Research on the effect of weather on crime and the spatial distribution of crime share an emphasis on criminogenic contexts: crime happens when and where potential offenders and targets meet (Carleton et al., 2016; Kelly & Kelly, 2014). Weather influences where people stay and what they do, and thereby the likelihood that one can commit a crime and not get caught, i.e. the criminogenic opportunities (Agnew, 2012; Jacob et al., 2007; Rotton & Cohn, 2003): If people may leave their homes to enjoy good weather, public places like parks and recreational spaces may be filled with potential targets on a warm and dry day, but not on a cold and rainy day. Potential offenders may anticipate this, and e.g. more often seek for targets in parks on a warm and sunny days than on cold and rainy days. Alternatively, bad weather may facilitate crime by discouraging both the availability and capability of guardians (Tompson & Bowers, 2013). As such, there is no need to restrict the discussion to temperature and heat, as precipitation and fog, for example, also might affect behavioral and crime patterns (Tompson & Bowers, 2015).

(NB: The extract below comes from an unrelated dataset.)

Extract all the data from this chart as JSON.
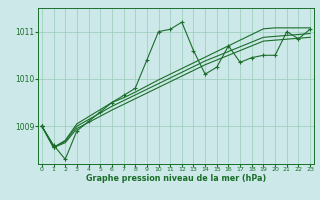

In this paper, we will explore if weather impacts the spatial distribution of crime in Oslo using a GAM model. We will explore if they are concentrated in known areas for outdoors recreation, and if dislocation effects (if any) take the form of diffusion effects, increasing crime counts more in areas where they were originally low.
The context of Oslo
With about 600,000 inhabitants, Oslo is a small European capital. Although crime rates are low by international standards, Oslo is by far the most criminogenic area in Norway.Footnote 1 Crime linked to heavy drinking has been a cause of public concern in Oslo (Rossow & Norstrom, 2012; Skardhamar et al., 2016). According to the police, the “functional city center” (marked by full lines on the map of Fig. 1a) has the busiest shopping districts and most places to buy alcohol. A western “arm” goes through the busy shopping and nightlife area around Bogstadveien, and an the eastern “arm” goes towards the gentrified restaurant and nightlife area of Grünerløkka. Crime has also been linked to the two illegal drug distribution scenes in Oslo. The hard drug distribution scene in an area near the Central Railway Station is the most criminogenic and most heavily policed part of Oslo (Sandberg & Pedersen, 2008). Cannabis is illegal in Norway, and cannabis dealing has been taking place in a larger area along a river in Central East Oslo (Sandberg & Pedersen, 2009).